Still. All. MSDOS. No consideration for multitasking or virtual memory (someone added that to PDOS, disappeared, and then I had to spend a lot of time disabling it so that I could actually understand and debug PDOS again).
Basically that's it really. I wanted to design MSDOS "properly". Basically - if MSDOS had been written in C instead of assembler, would it have been running everywhere, including the 80386 circa 1987-ish, and the mainframe circa 1985-ish? I doubt any of the above is in any book, but I haven't attempted to search. There was also a lot of confusion as to why ANSI had standardized ANSI output but not input, but I eventually found that it was MSDOS that was responsible for that. And Windows until Windows 10 (and even then they expect you to put non-standard time-sensitive code into your application programs instead of sending two ESC for an ESC key, plus backspace deletes an entire line instead of a character). And MVS to this day unless you count Unix as MVS.

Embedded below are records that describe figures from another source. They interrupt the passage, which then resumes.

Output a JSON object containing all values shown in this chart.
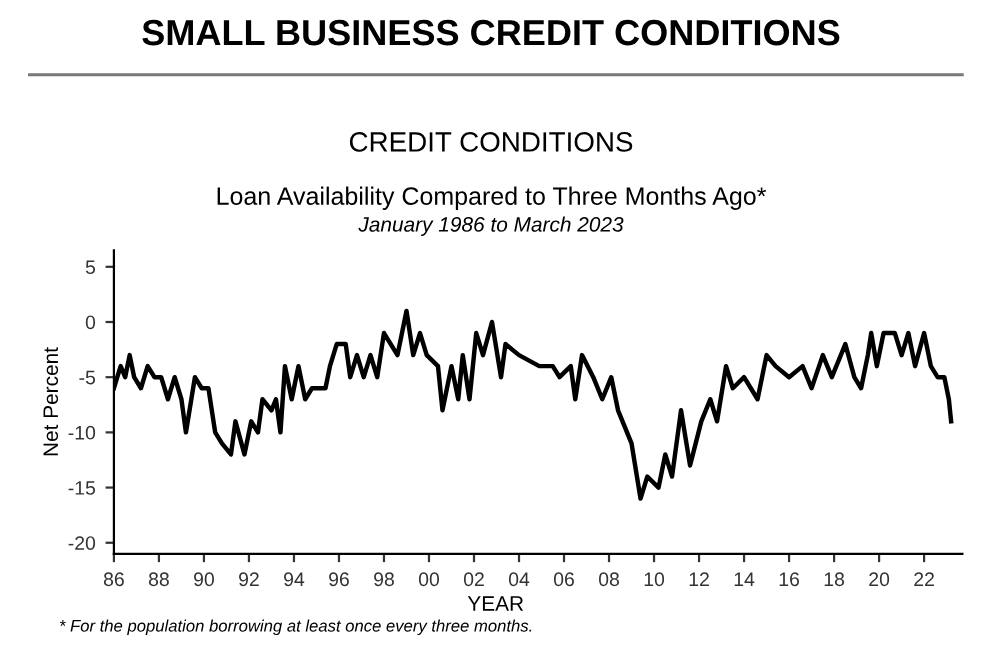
{
  "chart_data": {
    "type": "line",
    "title": "SMALL BUSINESS CREDIT CONDITIONS",
    "subtitle": "CREDIT CONDITIONS",
    "annotations": [
      "Loan Availability Compared to Three Months Ago*",
      "January 1986 to March 2023",
      "* For the population borrowing at least once every three months."
    ],
    "xlabel": "YEAR",
    "ylabel": "Net Percent",
    "x": [
      1986.0,
      1986.3,
      1986.5,
      1986.7,
      1986.9,
      1987.2,
      1987.5,
      1987.8,
      1988.1,
      1988.4,
      1988.7,
      1989.0,
      1989.2,
      1989.6,
      1989.9,
      1990.2,
      1990.5,
      1990.8,
      1991.2,
      1991.4,
      1991.8,
      1992.1,
      1992.4,
      1992.6,
      1993.0,
      1993.2,
      1993.4,
      1993.6,
      1993.9,
      1994.2,
      1994.5,
      1994.8,
      1995.4,
      1995.6,
      1995.9,
      1996.3,
      1996.5,
      1996.8,
      1997.1,
      1997.4,
      1997.7,
      1998.0,
      1998.3,
      1998.6,
      1999.0,
      1999.3,
      1999.6,
      1999.9,
      2000.4,
      2000.6,
      2001.0,
      2001.3,
      2001.5,
      2001.8,
      2002.1,
      2002.4,
      2002.8,
      2003.2,
      2003.4,
      2004.0,
      2004.9,
      2005.5,
      2005.8,
      2006.3,
      2006.5,
      2006.8,
      2007.3,
      2007.7,
      2008.1,
      2008.4,
      2009.0,
      2009.4,
      2009.7,
      2010.2,
      2010.5,
      2010.8,
      2011.2,
      2011.6,
      2012.1,
      2012.5,
      2012.8,
      2013.2,
      2013.5,
      2014.0,
      2014.6,
      2015.0,
      2015.4,
      2016.0,
      2016.6,
      2017.0,
      2017.5,
      2017.9,
      2018.5,
      2018.9,
      2019.2,
      2019.5,
      2019.65,
      2019.9,
      2020.2,
      2020.7,
      2021.0,
      2021.3,
      2021.6,
      2022.0,
      2022.3,
      2022.6,
      2022.9,
      2023.1,
      2023.2
    ],
    "series": [
      {
        "color": "#000000",
        "values": [
          -6,
          -4,
          -5,
          -3,
          -5,
          -6,
          -4,
          -5,
          -5,
          -7,
          -5,
          -7,
          -10,
          -5,
          -6,
          -6,
          -10,
          -11,
          -12,
          -9,
          -12,
          -9,
          -10,
          -7,
          -8,
          -7,
          -10,
          -4,
          -7,
          -4,
          -7,
          -6,
          -6,
          -4,
          -2,
          -2,
          -5,
          -3,
          -5,
          -3,
          -5,
          -1,
          -2,
          -3,
          1,
          -3,
          -1,
          -3,
          -4,
          -8,
          -4,
          -7,
          -3,
          -7,
          -1,
          -3,
          0,
          -5,
          -2,
          -3,
          -4,
          -4,
          -5,
          -4,
          -7,
          -3,
          -5,
          -7,
          -5,
          -8,
          -11,
          -16,
          -14,
          -15,
          -12,
          -14,
          -8,
          -13,
          -9,
          -7,
          -9,
          -4,
          -6,
          -5,
          -7,
          -3,
          -4,
          -5,
          -4,
          -6,
          -3,
          -5,
          -2,
          -5,
          -6,
          -3,
          -1,
          -4,
          -1,
          -1,
          -3,
          -1,
          -4,
          -1,
          -4,
          -5,
          -5,
          -7,
          -9
        ]
      }
    ],
    "xlim": [
      1986,
      2023.7
    ],
    "ylim": [
      -21,
      6.5
    ],
    "xticks": [
      {
        "value": 1986,
        "label": "86"
      },
      {
        "value": 1988,
        "label": "88"
      },
      {
        "value": 1990,
        "label": "90"
      },
      {
        "value": 1992,
        "label": "92"
      },
      {
        "value": 1994,
        "label": "94"
      },
      {
        "value": 1996,
        "label": "96"
      },
      {
        "value": 1998,
        "label": "98"
      },
      {
        "value": 2000,
        "label": "00"
      },
      {
        "value": 2002,
        "label": "02"
      },
      {
        "value": 2004,
        "label": "04"
      },
      {
        "value": 2006,
        "label": "06"
      },
      {
        "value": 2008,
        "label": "08"
      },
      {
        "value": 2010,
        "label": "10"
      },
      {
        "value": 2012,
        "label": "12"
      },
      {
        "value": 2014,
        "label": "14"
      },
      {
        "value": 2016,
        "label": "16"
      },
      {
        "value": 2018,
        "label": "18"
      },
      {
        "value": 2020,
        "label": "20"
      },
      {
        "value": 2022,
        "label": "22"
      }
    ],
    "yticks": [
      5,
      0,
      -5,
      -10,
      -15,
      -20
    ],
    "grid": false,
    "legend": false,
    "marker": "none",
    "line_style": "solid"
  }
}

Oh, also I didn't know what a "monitor" was until recently (like 2 years), nor INT 1 and 3, and they were only implemented some weeks ago so that I could start debugging things at the assembler level as required (which it was indeed required). If you rely on an external GUI debugger instead of your own OS on real hardware, that's not really developing an OS - even MSDOS. You haven't proven that your OS can be debugged with your OS.
But you certainly highlight the difficulties of making a project more than a one-man effort. If you could take the time to read just one book you might appreciate The Mythical Man-Month: Essays on Software Engineering.

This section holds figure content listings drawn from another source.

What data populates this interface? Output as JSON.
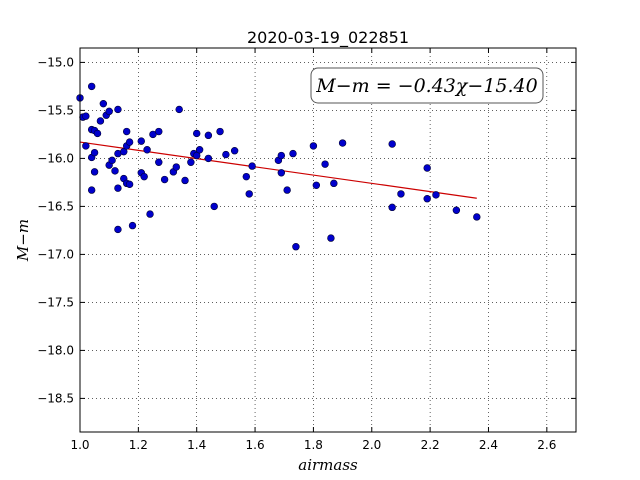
{
  "chart_data": {
    "type": "scatter",
    "title": "2020-03-19_022851",
    "xlabel": "airmass",
    "ylabel": "M−m",
    "xlim": [
      1.0,
      2.7
    ],
    "ylim": [
      -18.85,
      -14.85
    ],
    "y_inverted": true,
    "grid": true,
    "xticks": [
      "1.0",
      "1.2",
      "1.4",
      "1.6",
      "1.8",
      "2.0",
      "2.2",
      "2.4",
      "2.6"
    ],
    "yticks": [
      "−15.0",
      "−15.5",
      "−16.0",
      "−16.5",
      "−17.0",
      "−17.5",
      "−18.0",
      "−18.5"
    ],
    "annotation": "M−m = −0.43χ−15.40",
    "fit": {
      "slope": -0.43,
      "intercept": -15.4,
      "x_range": [
        1.0,
        2.36
      ],
      "color": "#cc0000"
    },
    "point_color": "#0000cc",
    "points": [
      {
        "x": 1.0,
        "y": -15.37
      },
      {
        "x": 1.01,
        "y": -15.57
      },
      {
        "x": 1.02,
        "y": -15.56
      },
      {
        "x": 1.02,
        "y": -15.87
      },
      {
        "x": 1.04,
        "y": -15.25
      },
      {
        "x": 1.04,
        "y": -15.7
      },
      {
        "x": 1.04,
        "y": -15.99
      },
      {
        "x": 1.05,
        "y": -15.71
      },
      {
        "x": 1.05,
        "y": -15.94
      },
      {
        "x": 1.04,
        "y": -16.33
      },
      {
        "x": 1.05,
        "y": -16.14
      },
      {
        "x": 1.06,
        "y": -15.74
      },
      {
        "x": 1.07,
        "y": -15.61
      },
      {
        "x": 1.08,
        "y": -15.43
      },
      {
        "x": 1.09,
        "y": -15.55
      },
      {
        "x": 1.1,
        "y": -15.51
      },
      {
        "x": 1.1,
        "y": -16.07
      },
      {
        "x": 1.11,
        "y": -16.02
      },
      {
        "x": 1.12,
        "y": -16.13
      },
      {
        "x": 1.13,
        "y": -15.49
      },
      {
        "x": 1.13,
        "y": -15.95
      },
      {
        "x": 1.13,
        "y": -16.31
      },
      {
        "x": 1.13,
        "y": -16.74
      },
      {
        "x": 1.15,
        "y": -16.21
      },
      {
        "x": 1.15,
        "y": -15.93
      },
      {
        "x": 1.16,
        "y": -15.72
      },
      {
        "x": 1.16,
        "y": -15.87
      },
      {
        "x": 1.17,
        "y": -15.83
      },
      {
        "x": 1.16,
        "y": -16.26
      },
      {
        "x": 1.17,
        "y": -16.27
      },
      {
        "x": 1.18,
        "y": -16.7
      },
      {
        "x": 1.21,
        "y": -15.82
      },
      {
        "x": 1.21,
        "y": -16.15
      },
      {
        "x": 1.22,
        "y": -16.19
      },
      {
        "x": 1.23,
        "y": -15.91
      },
      {
        "x": 1.24,
        "y": -16.58
      },
      {
        "x": 1.25,
        "y": -15.75
      },
      {
        "x": 1.27,
        "y": -15.72
      },
      {
        "x": 1.27,
        "y": -16.04
      },
      {
        "x": 1.29,
        "y": -16.22
      },
      {
        "x": 1.32,
        "y": -16.14
      },
      {
        "x": 1.33,
        "y": -16.09
      },
      {
        "x": 1.34,
        "y": -15.49
      },
      {
        "x": 1.36,
        "y": -16.23
      },
      {
        "x": 1.38,
        "y": -16.04
      },
      {
        "x": 1.39,
        "y": -15.95
      },
      {
        "x": 1.4,
        "y": -15.97
      },
      {
        "x": 1.4,
        "y": -15.74
      },
      {
        "x": 1.41,
        "y": -15.91
      },
      {
        "x": 1.44,
        "y": -15.76
      },
      {
        "x": 1.44,
        "y": -16.0
      },
      {
        "x": 1.46,
        "y": -16.5
      },
      {
        "x": 1.48,
        "y": -15.72
      },
      {
        "x": 1.5,
        "y": -15.96
      },
      {
        "x": 1.53,
        "y": -15.92
      },
      {
        "x": 1.57,
        "y": -16.19
      },
      {
        "x": 1.58,
        "y": -16.37
      },
      {
        "x": 1.59,
        "y": -16.08
      },
      {
        "x": 1.68,
        "y": -16.02
      },
      {
        "x": 1.69,
        "y": -16.15
      },
      {
        "x": 1.69,
        "y": -15.97
      },
      {
        "x": 1.71,
        "y": -16.33
      },
      {
        "x": 1.73,
        "y": -15.95
      },
      {
        "x": 1.74,
        "y": -16.92
      },
      {
        "x": 1.8,
        "y": -15.87
      },
      {
        "x": 1.81,
        "y": -16.28
      },
      {
        "x": 1.84,
        "y": -16.06
      },
      {
        "x": 1.86,
        "y": -16.83
      },
      {
        "x": 1.87,
        "y": -16.26
      },
      {
        "x": 1.9,
        "y": -15.84
      },
      {
        "x": 2.07,
        "y": -15.85
      },
      {
        "x": 2.07,
        "y": -16.51
      },
      {
        "x": 2.1,
        "y": -16.37
      },
      {
        "x": 2.19,
        "y": -16.1
      },
      {
        "x": 2.19,
        "y": -16.42
      },
      {
        "x": 2.22,
        "y": -16.38
      },
      {
        "x": 2.29,
        "y": -16.54
      },
      {
        "x": 2.36,
        "y": -16.61
      }
    ]
  }
}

Ok, thanks. I did buy (1 year ago or something) and start reading the SubC book, basically out of desperation as it was the last missing piece of UC386, but I didn't finish it. And actually I did manage to find someone who was willing to modify SubC for fixed, reasonable cost, but it was a year-long process, and progress was made, but not enough. I'm not good with books. I prefer learning in forums such as this.